Q&A: Mezzo Soprano Clare Wilkinson

Posted on February 12, 2011

Born in Manchester to a family of musicians, mezzo soprano Clare Wilkinson read Classics with a choral scholarship at Trinity College, Cambridge before moving on to Trinity College in London to study voice with Hazel Wood.  She now enjoys a busy international concert career.

She joins Manchester Camerata, conducted by Baroque expert Nicholas Kraemer for three concerts in February in Ulverston, Sheffield and Manchester. 

 

Q. At what age did you start singing and when exactly did you know you wanted to be a professional singer?

 Clare Wilkinson   A. My mother is a singer and I was lucky enough to grow up in a house full of music, so singing happened from the beginning. I’m told that as a toddler I would demand, ‘everybody be quiet while I sing!’ As performers we spend the rest of our adult lives trying to regain that total confidence! As for choosing to be a professional singer, it was an organic process, really. I was pursuing singing because I loved it and desperately wanted to be doing it at a satisfying level. It hadn’t really occurred to me that people might give me money to do it. Then Alison Crum heard me singing a solo in one of my father’s concerts (with the William Byrd Singers at the RNCM) and offered me my first professional gig, singing early Italian repertoire with Musica Antiqua of London.  
I was seventeen and had no idea what I was doing, but Jacob Heringman (lute) and the rest of the group gave me coaching and encouragement – I just had a pink dress made and got on with it. 
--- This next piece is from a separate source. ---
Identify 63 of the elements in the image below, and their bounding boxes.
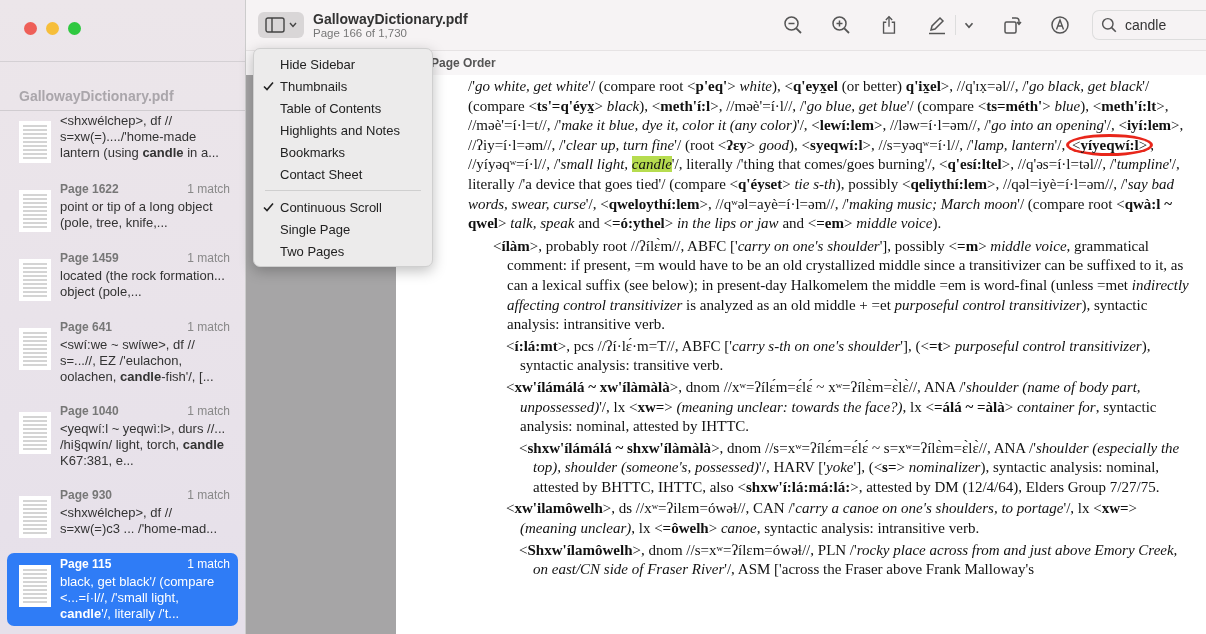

Q. Who is the most inspirational musician you’ve worked with so far and how have they influenced you?

A. Without a doubt my father, Stephen. As well as giving me the building blocks for my musical life, his passionate attention to musical shape and textual detail is second to none. His humility in the face of great works by Bach or Byrd reminds me that it’s about the music, not the ego. He’s not interested in performing things the way other people do them, or taking a fashionable approach – he’s taught me that you have to be true to how the music and the text speak to you personally.

Q. You are known as a soloist specialising in Renaissance and Baroque music. How often do you perform music from other eras or genres?

A. These days period instrument ensembles often perform and commission new works for old instruments. Fretwork is particularly active in this area, and I frequently sing modern works with them, including pieces by John Joubert, Duncan Druce and Stephen Wilkinson which were written for us. On our recent recording ‘The Silken Tent’ (available to download from Fretwork’s website) we spanned the centuries fairly comprehensively – you’ll find music by Alexander Goehr, Michael Nyman, Warlock, Wolf and Britten as well as Byrd, Gibbons and Purcell. I enjoy the variety, and the challenge of getting to grips with a tricky new piece, but Bach and Byrd will always be ‘home’.

Q. Do you have a favourite venue and do you ever get stage fright?

A. My favourites are not the grand concert halls. Any venue can be special if the atmosphere is right! My first experience of singing the Byrd five-part Mass was in the sloping upper room of an Elizabethan barn in Worcestershire, and that place left a very deep impression on me. I love singing in English country churches, immense Spanish cathedrals, people’s front rooms. The RNCM concert hall is crammed with happy memories from earliest childhood on. As for stage fright – yes, learning how to cope with ‘the fear’, as singers tend call it, is part of the job! It can rear its head when you least expect it, and be totally absent when you’d expect it to be there. Finding ways to use the adrenalin of performance in positive ways is part of the long-term learning curve of a performing career.

Q. Apart from music, what are your other passions?

A. When I’m not working I love just being at home! I moved to a little Cambridgeshire cottage a year ago after ten years in London and am madly in love with my new life. I can very happily spend days taking long walks on the water meadows, gardening (inexpertly), baking cakes, reading, entertaining friends or just pottering about in the house. I’m away from home a lot, which makes those days all the more precious. I love animals; it’s not practical to own a pet while I’m travelling so much so I encourage the birds to come to my garden. They’re such interesting characters, from the little mouse-like sparrows to the pair of woodpigeons so fat they can barely launch themselves off the shed roof to get to the feeding tray.